At the Mass, prayers were offered for the souls of the enslaved GU272 and for the special intentions of their descendants, and also that Catholic leaders will promote healing for people who continue to suffer from the wounds resulting from slavery and racism.
After Mass, people prayed for the sainthood cause of Mother Mary Lange, the foundress of the Oblate Sisters of Providence, the first religious order for women of African descent. St. Peter Claver Church for Black Catholics was established in the early 1900s, and the Oblate Sisters taught children at St. Peter Claver School from 1924 until its last graduating class in 1967. In June Mother Lange was declared “venerable”; she is one of six Black Catholics in the U.S. being considered for sainthood.
The Reclamation Project’s Southern Maryland GU272 — Jesuit Enslaved Descendant Gathering over the Labor Day weekend drew hundreds of people who, in addition to touring the plantations and historic churches in that region, also gathered at St. Mary’s College in St. Mary’s City for presentations from scholars and testimonies from fellow descendants. The four days of activities closed with a Mass at St. Peter Claver Church in St. Inigoes. and participants then attended the annual parish festival there.

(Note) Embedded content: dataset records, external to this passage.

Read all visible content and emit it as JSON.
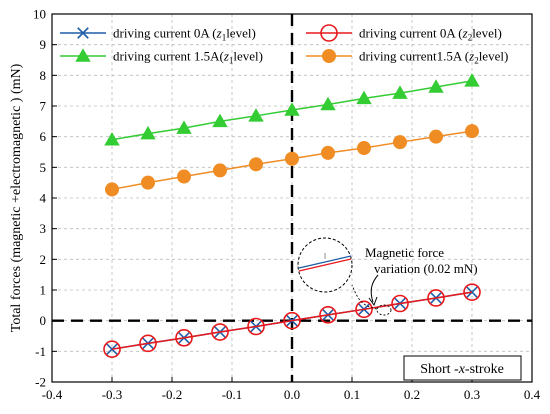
{
  "chart_data": {
    "type": "line",
    "title": "",
    "xlabel": "",
    "ylabel": "Total forces (magnetic +electromagnetic ) (mN)",
    "xlim": [
      -0.4,
      0.4
    ],
    "ylim": [
      -2,
      10
    ],
    "x_ticks": [
      "-0.4",
      "-0.3",
      "-0.2",
      "-0.1",
      "0.0",
      "0.1",
      "0.2",
      "0.3",
      "0.4"
    ],
    "y_ticks": [
      "-2",
      "-1",
      "0",
      "1",
      "2",
      "3",
      "4",
      "5",
      "6",
      "7",
      "8",
      "9",
      "10"
    ],
    "grid": true,
    "legend_placement": "top",
    "x": [
      -0.3,
      -0.24,
      -0.18,
      -0.12,
      -0.06,
      0.0,
      0.06,
      0.12,
      0.18,
      0.24,
      0.3
    ],
    "series": [
      {
        "name": "driving current 0A  (z₁level)",
        "marker": "x",
        "color": "#1f5fa8",
        "values": [
          -0.93,
          -0.74,
          -0.56,
          -0.37,
          -0.19,
          0.0,
          0.19,
          0.37,
          0.56,
          0.74,
          0.93
        ]
      },
      {
        "name": "driving current 0A  (z₂level)",
        "marker": "open-circle",
        "color": "#e8191c",
        "values": [
          -0.93,
          -0.74,
          -0.56,
          -0.37,
          -0.19,
          0.0,
          0.19,
          0.37,
          0.56,
          0.74,
          0.93
        ]
      },
      {
        "name": "driving current 1.5A(z₁level)",
        "marker": "triangle",
        "color": "#33cc33",
        "values": [
          5.9,
          6.1,
          6.28,
          6.5,
          6.68,
          6.87,
          7.05,
          7.25,
          7.42,
          7.62,
          7.82
        ]
      },
      {
        "name": "driving current1.5A (z₂level)",
        "marker": "filled-circle",
        "color": "#f08c24",
        "values": [
          4.28,
          4.5,
          4.7,
          4.9,
          5.1,
          5.28,
          5.47,
          5.63,
          5.82,
          6.0,
          6.18
        ]
      }
    ],
    "annotations": {
      "magnified_text_line1": "Magnetic force",
      "magnified_text_line2": "variation (0.02 mN)",
      "region_label": "Short -x-stroke"
    }
  },
  "legend": [
    {
      "pre": "driving current 0A  (",
      "var": "z",
      "sub": "1",
      "post": "level)"
    },
    {
      "pre": "driving current 0A  (",
      "var": "z",
      "sub": "2",
      "post": "level)"
    },
    {
      "pre": "driving current 1.5A(",
      "var": "z",
      "sub": "1",
      "post": "level)"
    },
    {
      "pre": "driving current1.5A (",
      "var": "z",
      "sub": "2",
      "post": "level)"
    }
  ],
  "colors": {
    "blue": "#1f5fa8",
    "red": "#e8191c",
    "green": "#33cc33",
    "orange": "#f08c24",
    "grid": "#bdbdbd"
  }
}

For Toni Ann Semple, a professional singer from the New York borough of Queens, the weekend was about “connecting the dots for our family. … I think God gave us grace, because he gave us the opportunity to spend time with family and get connected to our family roots.” At the hotel where descendants stayed during the weekend, Semple “sang to my family” in an impromptu performance for fellow descendants.
Like other descendants that weekend, her sister Bernadette Semple wore a badge with the names of enslaved family ancestors connected to that Georgetown sale, including Barnes, Butler, Dorsey and Hawkins. Bernadette Semple, a retired Navy commander who now works in cybersecurity, noted that her maternal grandmother and great-grandmother came from the Southern Maryland area.
Connecting with the fellow descendants showed “that we’re not alone,” she said. “For so long, we thought we were the only Catholics in our family.”
Bernadette Semple noted it was “heartbreaking to hear our ancestors were sold.” She added, “We were all educated by the Sisters of St. Joseph, we all went to Jesuit colleges. The church has always been supportive of our family, it’s always been in our lives.”
Asked about the challenge of reconciling that history with her family’s long-standing connections to the Catholic Church, Bernadette Semple said, “If I have a role in this, I want to help with the healing.”
She praised the strength of her enslaved ancestors. “They were resilient. They were faithful,” she said, also underscoring the important role African Americans played in the history of Maryland and the United States. “We always knew we belonged here. We were among the first Americans. Now we need to claim that.”